Sherrie Levine
[Artist, b. 1947, Hazleton, Pennsylvania, lives in New York.]

 A picture is a tissue of quotations drawn from the innumerable centers of culture. 
 Maybe I should see things as they really are and not as I want them to be. 
 The world is filled to suffocating. Man has placed his token on every stone. Every word, every image, is leased and mortgaged. We know that a picture is but a space in which a variety of images, none of them original, blend and clash. 
 I wanted to make pictures that contradicted themselves. I wanted to put one picture on top of another so that there were times when both pictures disappear and other times when they were both manifest. That vibration is basically what the work was about for me—that space in the middle where there is no picture, rather an emptiness, an oblivion. 
 Instead of taking photographs of trees or nudes, I take photographs of photographs.
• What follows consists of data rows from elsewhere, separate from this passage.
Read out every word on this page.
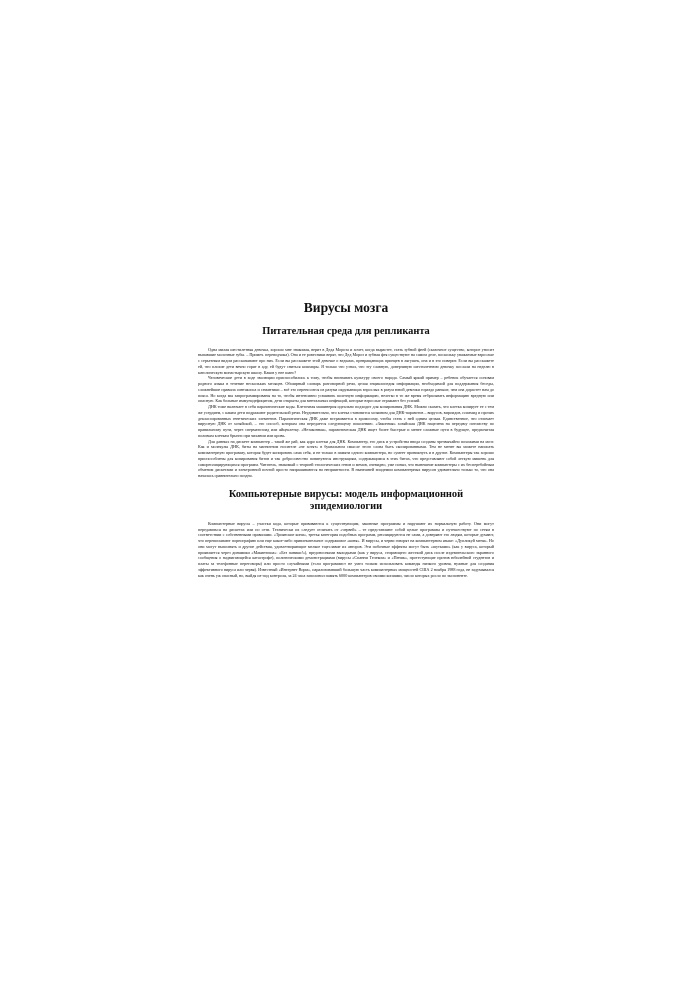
Вирусы мозга
Питательная среда для репликанта

Одна милая шестилетняя девочка, хорошо мне знакомая, верит в Деда Мороза и хочет, когда вырастет, стать зубной феей (сказочное существо, которое уносит выпавшие молочные зубы. – Примеч. переводчика). Она и ее ровесники верят, что Дед Мороз и зубная фея существуют на самом деле, поскольку уважаемые взрослые с серьезным видом рассказывают про них. Если вы расскажете этой девочке о ведьмах, превращающих принцев в лягушек, она и в это поверит. Если вы расскажете ей, что плохие дети вечно горят в аду, ей будут сниться кошмары. Я только что узнал, что эту славную, доверчивую шестилетнюю девочку послали на неделю в католическую монастырскую школу. Каков у нее шанс?

Человеческие дети в ходе эволюции приспособились к тому, чтобы впитывать культуру своего народа. Самый яркий пример – ребенок обучается основам родного языка в течение нескольких месяцев. Обширный словарь разговорной речи, целая энциклопедия информации, необходимой для поддержания беседы, сложнейшие правила синтаксиса и семантики – всё это переносится из разума окружающих взрослых в разум юной девочки гораздо раньше, чем она дорастет нам до пояса. Но когда мы запрограммированы на то, чтобы интенсивно усваивать полезную информацию, нелегко в то же время отбрасывать информацию вредную или опасную. Как больные иммунодефицитом, дети открыты для ментальных инфекций, которые взрослые отражают без усилий.

ДНК тоже включает в себя паразитические коды. Клеточная машинерия идеально подходит для копирования ДНК. Можно сказать, что клетка копирует ее с тем же усердием, с каким дети подражают родительской речи. Неудивительно, что клетка становится хозяином для ДНК-паразитов – вирусов, вироидов, плазмид и прочих деклассированных генетических элементов. Паразитическая ДНК даже встраивается в хромосому, чтобы стать с ней одним целым. Единственное, что отличает вирусную ДНК от хозяйской, – это способ, которым она передается следующему поколению. «Законная» хозяйская ДНК нацелена на передачу потомству по правильному пути, через сперматозоид или яйцеклетку. «Незаконная», паразитическая ДНК ищет более быстрые и менее сложные пути в будущее, предпочитая половым клеткам брызги при чихании или кровь.

Для данных на дискете компьютер – такой же рай, как ядро клетки для ДНК. Компьютер, его диск и устройства ввода созданы чрезвычайно похожими на мозг. Как и молекулы ДНК, биты на магнитном носителе «не хотят» в буквальном смысле этого слова быть скопированными. Тем не менее вы можете написать компьютерную программу, которая будет копировать сама себя, и не только в памяти одного компьютера, но сумеет проникнуть и в другие. Компьютеры так хорошо приспособлены для копирования битов и так добросовестно повинуются инструкциям, содержащимся в этих битах, что представляют собой легкую мишень для самореплицирующихся программ. Читатель, знакомый с теорией этологических генов и мемов, очевидно, уже понял, что нынешние компьютеры с их бесперебойным обменом дискетами и электронной почтой просто напрашиваются на неприятности. В нынешней эпидемии компьютерных вирусов удивительно только то, что она началась сравнительно поздно.

Компьютерные вирусы: модель информационной эпидемиологии

Компьютерные вирусы – участки кода, которые прививаются к существующим, законные программы и нарушают их нормальную работу. Они могут передаваться на дискетах или по сети. Технически их следует отличать от «червей» – те представляют собой целые программы и путешествуют по сетям в соответствии с собственными правилами. «Троянские кони», третья категория подобных программ, реплицируются не сами, а доверяют это людям, которые думают, что переписывают порнографию или еще какое-либо привлекательное содержимое «коня». И вирусы, и черви говорят на компьютерном языке: «Дупликуй меня». Но они могут выполнять и другие действия, удовлетворяющие мелкое тщеславие их авторов. Эти побочные эффекты могут быть «шутками» (как у вируса, который проявляется через динамики «Макинтоша»: «Без паники!»), вредоносными выходками (как у вируса, стирающего жесткий диск после издевательского экранного сообщения о надвигающейся катастрофе), политическими демонстрациями (вирусы «Спанни Телеком» и «Пеник», протестующие против юбилейной студентов и платы за телефонные переговоры) или просто случайными (если программист не умел толком использовать команды низкого уровня, нужные для создания эффективного вируса или червя). Известный «Интернет Ворм», парализовавший большую часть компьютерных мощностей США 2 ноября 1988 года, не задумывался как очень уж опасный, но, выйдя из-под контроля, за 24 часа заполонил память 6000 компьютеров своими копиями, число которых росло по экспоненте.
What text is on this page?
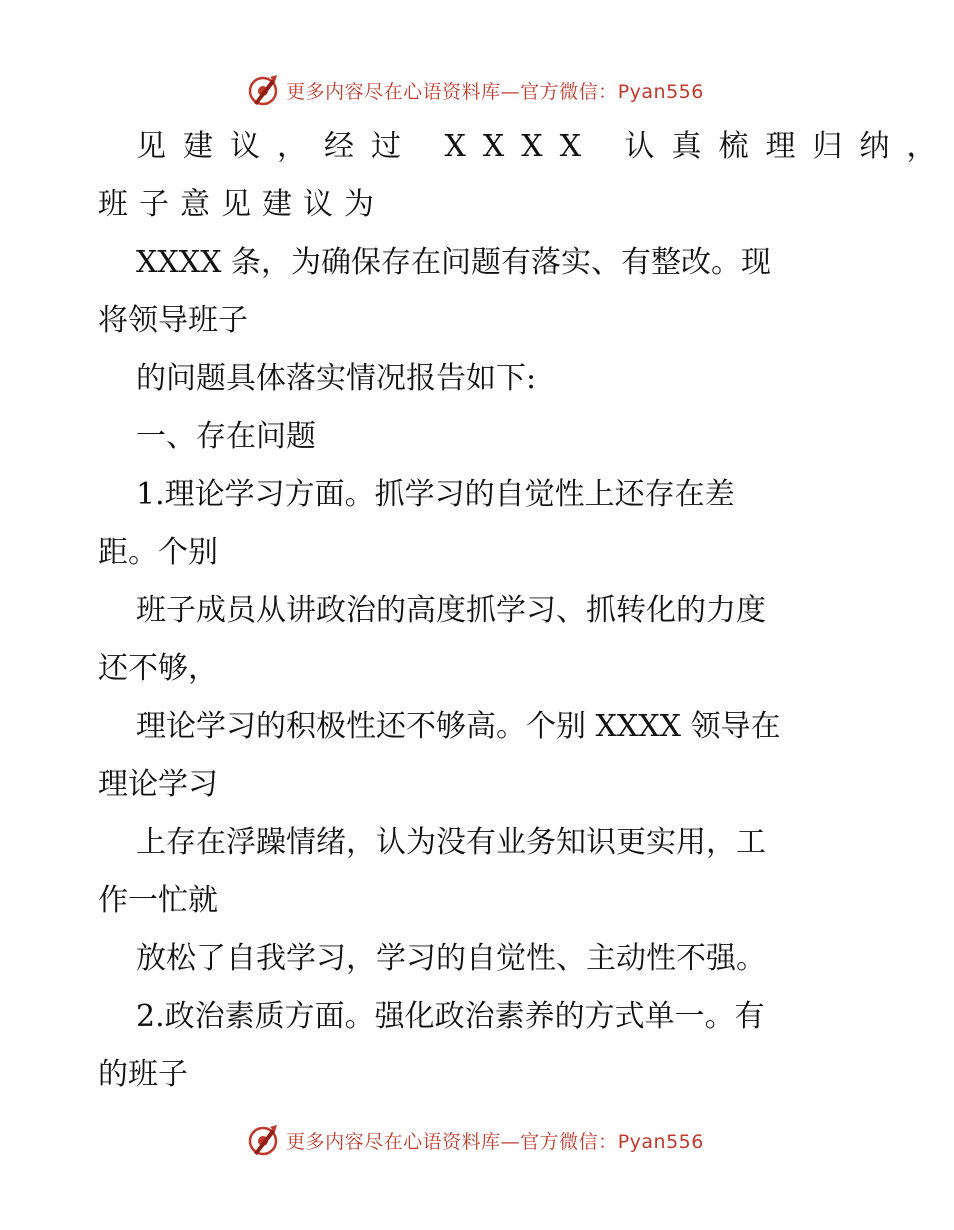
更多内容尽在心语资料库—官方微信：Pyan556
见建议，经过 XXXX 认真梳理归纳，
班子意见建议为
XXXX 条，为确保存在问题有落实、有整改。现
将领导班子
的问题具体落实情况报告如下:
一、存在问题
1.理论学习方面。抓学习的自觉性上还存在差
距。个别
班子成员从讲政治的高度抓学习、抓转化的力度
还不够，
理论学习的积极性还不够高。个别 XXXX 领导在
理论学习
上存在浮躁情绪，认为没有业务知识更实用，工
作一忙就
放松了自我学习，学习的自觉性、主动性不强。
2.政治素质方面。强化政治素养的方式单一。有
的班子
更多内容尽在心语资料库—官方微信：Pyan556
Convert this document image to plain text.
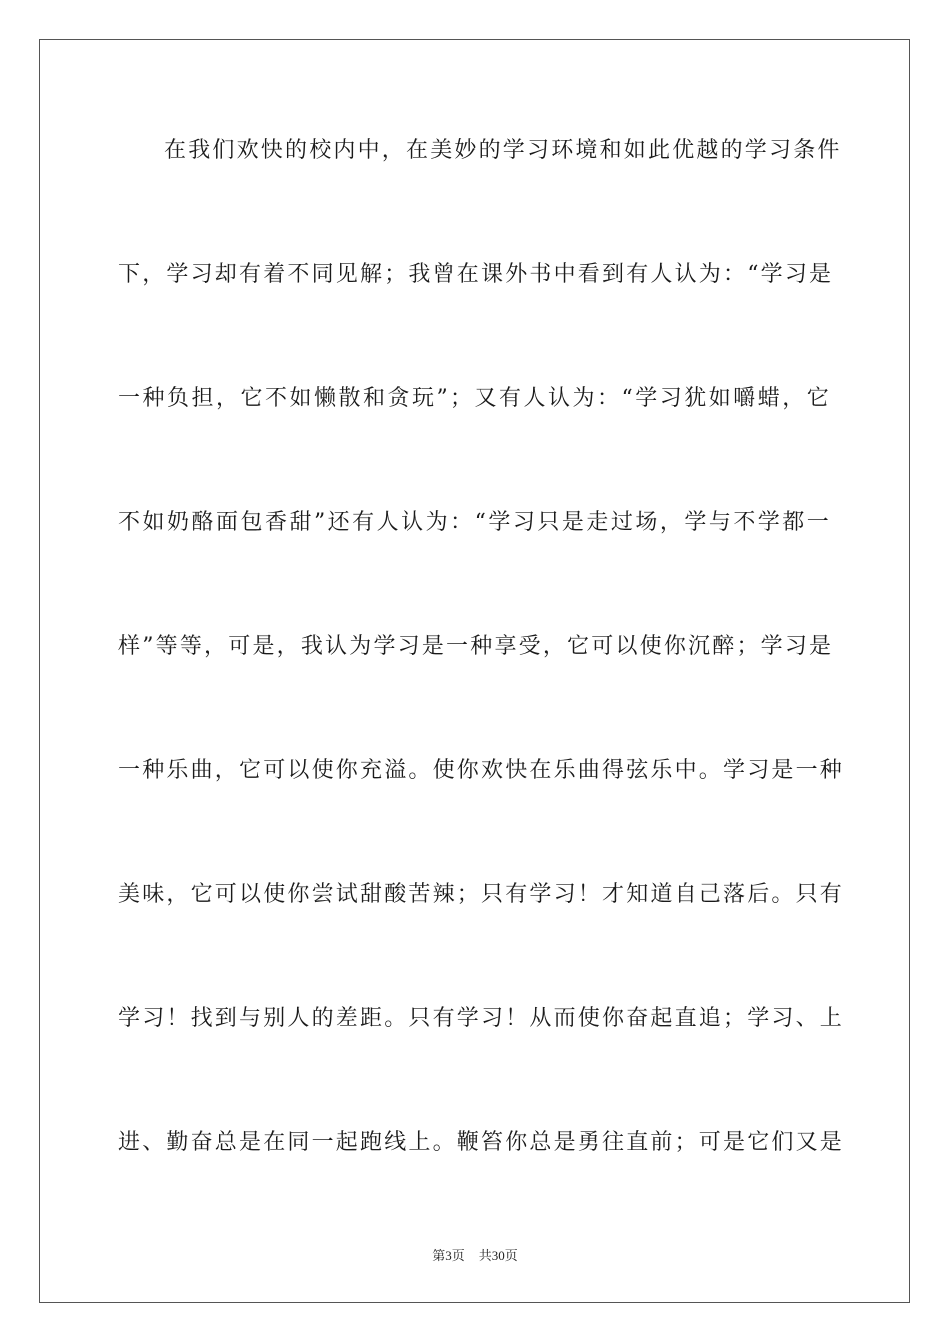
在我们欢快的校内中，在美妙的学习环境和如此优越的学习条件
下，学习却有着不同见解；我曾在课外书中看到有人认为：“学习是
一种负担，它不如懒散和贪玩”；又有人认为：“学习犹如嚼蜡，它
不如奶酪面包香甜”还有人认为：“学习只是走过场，学与不学都一
样”等等，可是，我认为学习是一种享受，它可以使你沉醉；学习是
一种乐曲，它可以使你充溢。使你欢快在乐曲得弦乐中。学习是一种
美味，它可以使你尝试甜酸苦辣；只有学习！才知道自己落后。只有
学习！找到与别人的差距。只有学习！从而使你奋起直追；学习、上
进、勤奋总是在同一起跑线上。鞭笞你总是勇往直前；可是它们又是
第3页 共30页
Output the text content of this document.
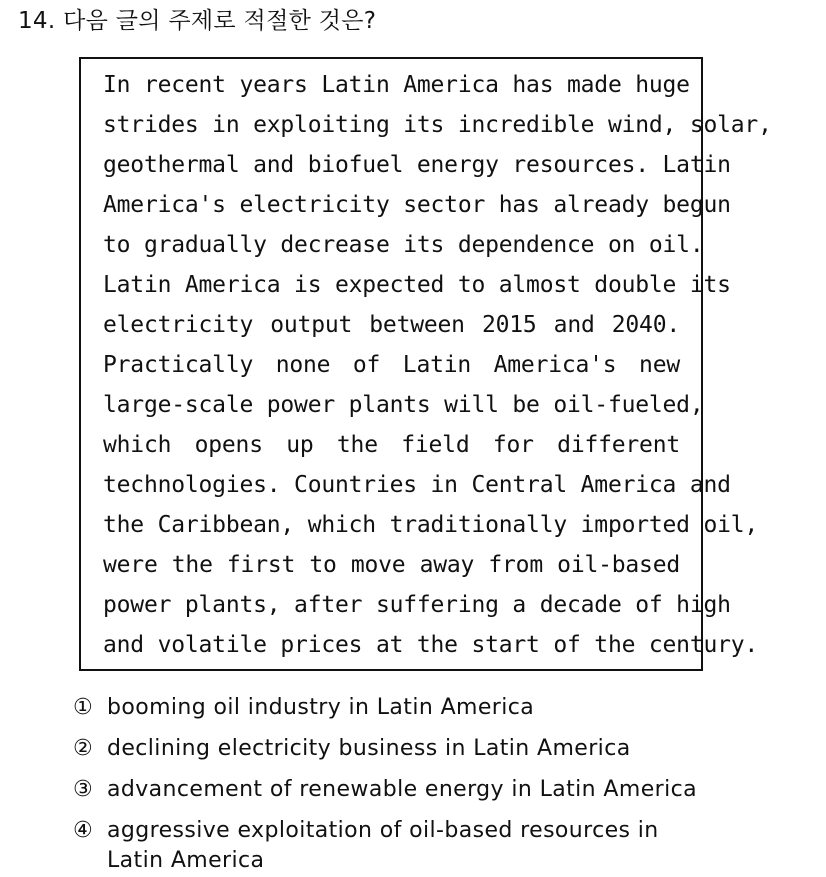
14. 다음 글의 주제로 적절한 것은?
In recent years Latin America has made huge
strides in exploiting its incredible wind, solar,
geothermal and biofuel energy resources. Latin
America's electricity sector has already begun
to gradually decrease its dependence on oil.
Latin America is expected to almost double its
electricity output between 2015 and 2040.
Practically none of Latin America's new
large-scale power plants will be oil-fueled,
which opens up the field for different
technologies. Countries in Central America and
the Caribbean, which traditionally imported oil,
were the first to move away from oil-based
power plants, after suffering a decade of high
and volatile prices at the start of the century.
① booming oil industry in Latin America
② declining electricity business in Latin America
③ advancement of renewable energy in Latin America
④ aggressive exploitation of oil-based resources in
Latin America
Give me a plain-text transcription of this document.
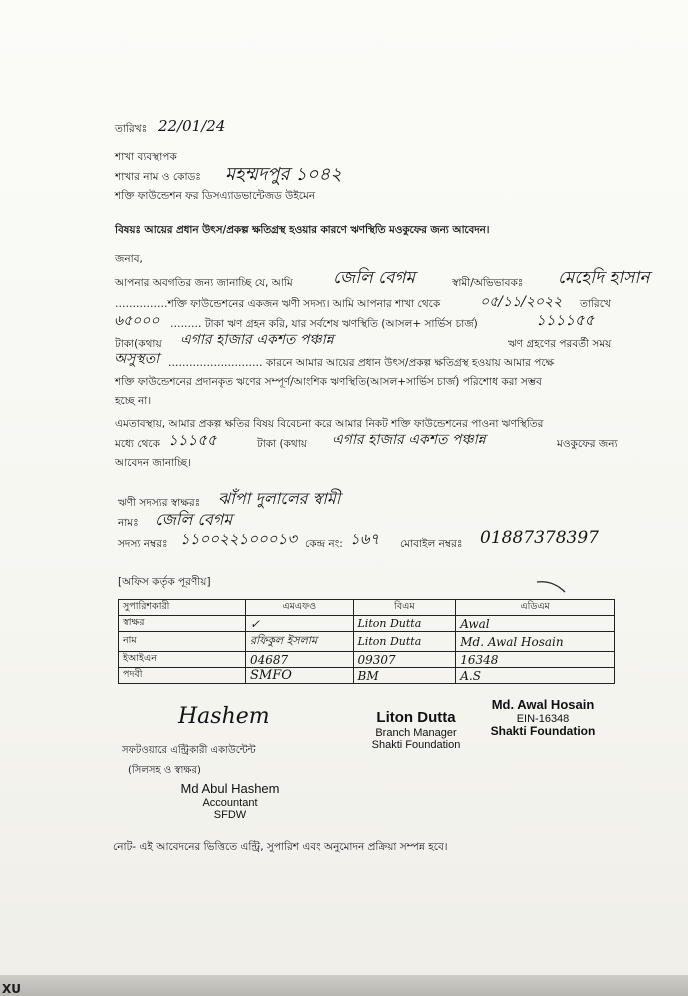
তারিখঃ 22/01/24
শাখা ব্যবস্থাপক
শাখার নাম ও কোডঃ মহম্মদপুর ১০৪২
শক্তি ফাউন্ডেশন ফর ডিসএ্যাডভান্টেজড উইমেন
বিষয়ঃ আয়ের প্রধান উৎস/প্রকল্প ক্ষতিগ্রস্থ হওয়ার কারণে ঋণস্থিতি মওকুফের জন্য আবেদন।
জনাব,
আপনার অবগতির জন্য জানাচ্ছি যে, আমি জেলি বেগম	স্বামী/অভিভাবকঃ মেহেদি হাসান
……………শক্তি ফাউন্ডেশনের একজন ঋণী সদস্য। আমি আপনার শাখা থেকে	০৫/১১/২০২২ তারিখে
৬৫০০০ ……… টাকা ঋণ গ্রহন করি, যার সর্বশেষ ঋণস্থিতি (আসল+ সার্ভিস চার্জ)	১১১১৫৫
টাকা(কথায় এগার হাজার একশত পঞ্চান্ন	ঋণ গ্রহণের পরবর্তী সময়
অসুস্থতা ……………………… কারনে আমার আয়ের প্রধান উৎস/প্রকল্প ক্ষতিগ্রস্থ হওয়ায় আমার পক্ষে
শক্তি ফাউন্ডেশনের প্রদানকৃত ঋণের সম্পূর্ণ/আংশিক ঋণস্থিতি(আসল+সার্ভিস চার্জ) পরিশোধ করা সম্ভব
হচ্ছে না।
এমতাবস্থায়, আমার প্রকল্প ক্ষতির বিষয় বিবেচনা করে আমার নিকট শক্তি ফাউন্ডেশনের পাওনা ঋণস্থিতির
মধ্যে থেকে ১১১৫৫	টাকা (কথায় এগার হাজার একশত পঞ্চান্ন	মওকুফের জন্য
আবেদন জানাচ্ছি।
ঋণী সদস্যর স্বাক্ষরঃ ঝাঁপা দুলালের স্বামী
নামঃ জেলি বেগম
সদস্য নম্বরঃ ১১০০২২১০০০১৩ কেন্দ্র নং: ১৬৭ মোবাইল নম্বরঃ 01887378397
[অফিস কর্তৃক পূরণীয়]
সুপারিশকারী	এমএফও	বিএম	এডিএম
স্বাক্ষর	✓	Liton Dutta	Awal
নাম	রফিকুল ইসলাম	Liton Dutta	Md. Awal Hosain
ইআইএন	04687	09307	16348
পদবী	SMFO	BM	A.S
Hashem
সফটওয়ারে এন্ট্রিকারী একাউন্টেন্ট
(সিলসহ ও স্বাক্ষর)
Md Abul Hashem
Accountant
SFDW
Liton Dutta
Branch Manager
Shakti Foundation
Md. Awal Hosain
EIN-16348
Shakti Foundation
নোট- এই আবেদনের ভিত্তিতে এন্ট্রি, সুপারিশ এবং অনুমোদন প্রক্রিয়া সম্পন্ন হবে।
XU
I choose pictures that manifest the desire that nature and culture provide us with a sense of order and meaning. I appropriate these images to express my own simultaneous longing for the passion of engagement and the sublimity of aloofness. I hope that in my photographs of photographs an uneasy peace will be made between my attraction to the ideals these pictures exemplify and my desire to have no ideas or fetters whatsoever. It is my aspiration that my photographs, which contain their own contradiction, would represent the best of both worlds.